De la même façon, instaurer un régime carcéral spécifique au stade de la condamnation, en l’absence de moyens suffisants alloués à l’objectif de réinsertion de la peine en France, n’a aucun sens et s’avèrerait totalement contreproductive pour notre société. Il convient de rappeler que là où construire des antennes carcérales sécurisées coûte très cher au contribuable, la réinsertion d’un individu, qui cotisera et participera à notre économie, lui en fait gagner.

En troisième lieu, l’instauration de cours d’assises spéciales n’apparaît pas nécessaire. La réalité des cours d’assises populaires ne montre pas moins de sévérité dans les délibérés rendus. Le maintien de jurys populaires est indispensable dans une société dans laquelle l’autre est de plus en plus souvent érigé en étranger et en ennemi. Faire croire aux individus qu’ils seront en danger en siégeant en cours d’assises reviendrait là encore à faire le lit de la dérive sécuritaire et autoritaire.

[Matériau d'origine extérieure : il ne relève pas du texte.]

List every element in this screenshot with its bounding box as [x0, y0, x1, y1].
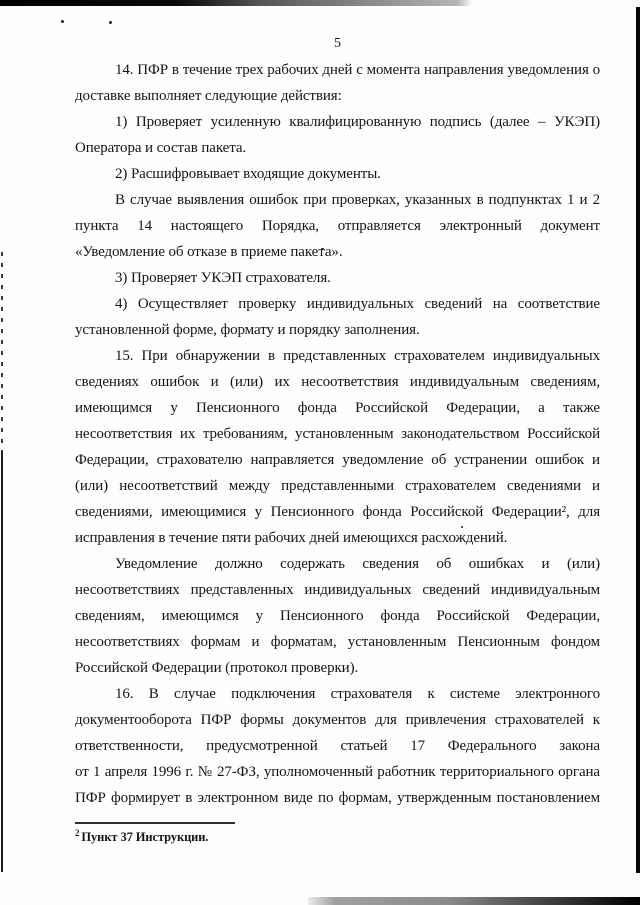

En quatrième lieu, la proposition de réformer le statut de « repenti » ou « collaborateur de justice », c’est-à-dire de l’individu qui collabore avec les services d’enquête ou d’instruction, consiste encore une fois à se détourner du véritable problème. En pratique, ces individus, qui courent de grands risques pour leur sécurité et celle de leur famille, ne voient quasiment jamais la diminution de peine promise intervenir.

En cinquième et dernier lieu, les sections aixoise et marseillaise du SAF alertent sur les dérives de l’usage d’un vocabulaire martial de façon de plus en plus courante par les acteurs publics.

Plutôt que de persister dans une approche sécuritaire de la lutte contre le trafic de stupéfiants, telle que pratiquée depuis quarante ans en France, il semble plus que jamais opportun de regarder en face les causes véritables de l’implication de certains de nos concitoyens dans de tels trafics. En d’autres termes, faire preuve de courage et d’honnêteté intellectuelle en s’attaquant aux causes sociales, et admettre que la stratégie du « pilonnage » est sans effet sur le développement des réseaux de narcotrafic.

« L’État-spectacle » est un modèle dangereux qui confond les politiques publiques et la propagande sécuritaire.

Nous ne sommes pas en guerre. Notre concitoyen·ne n’est pas notre ennemi·e.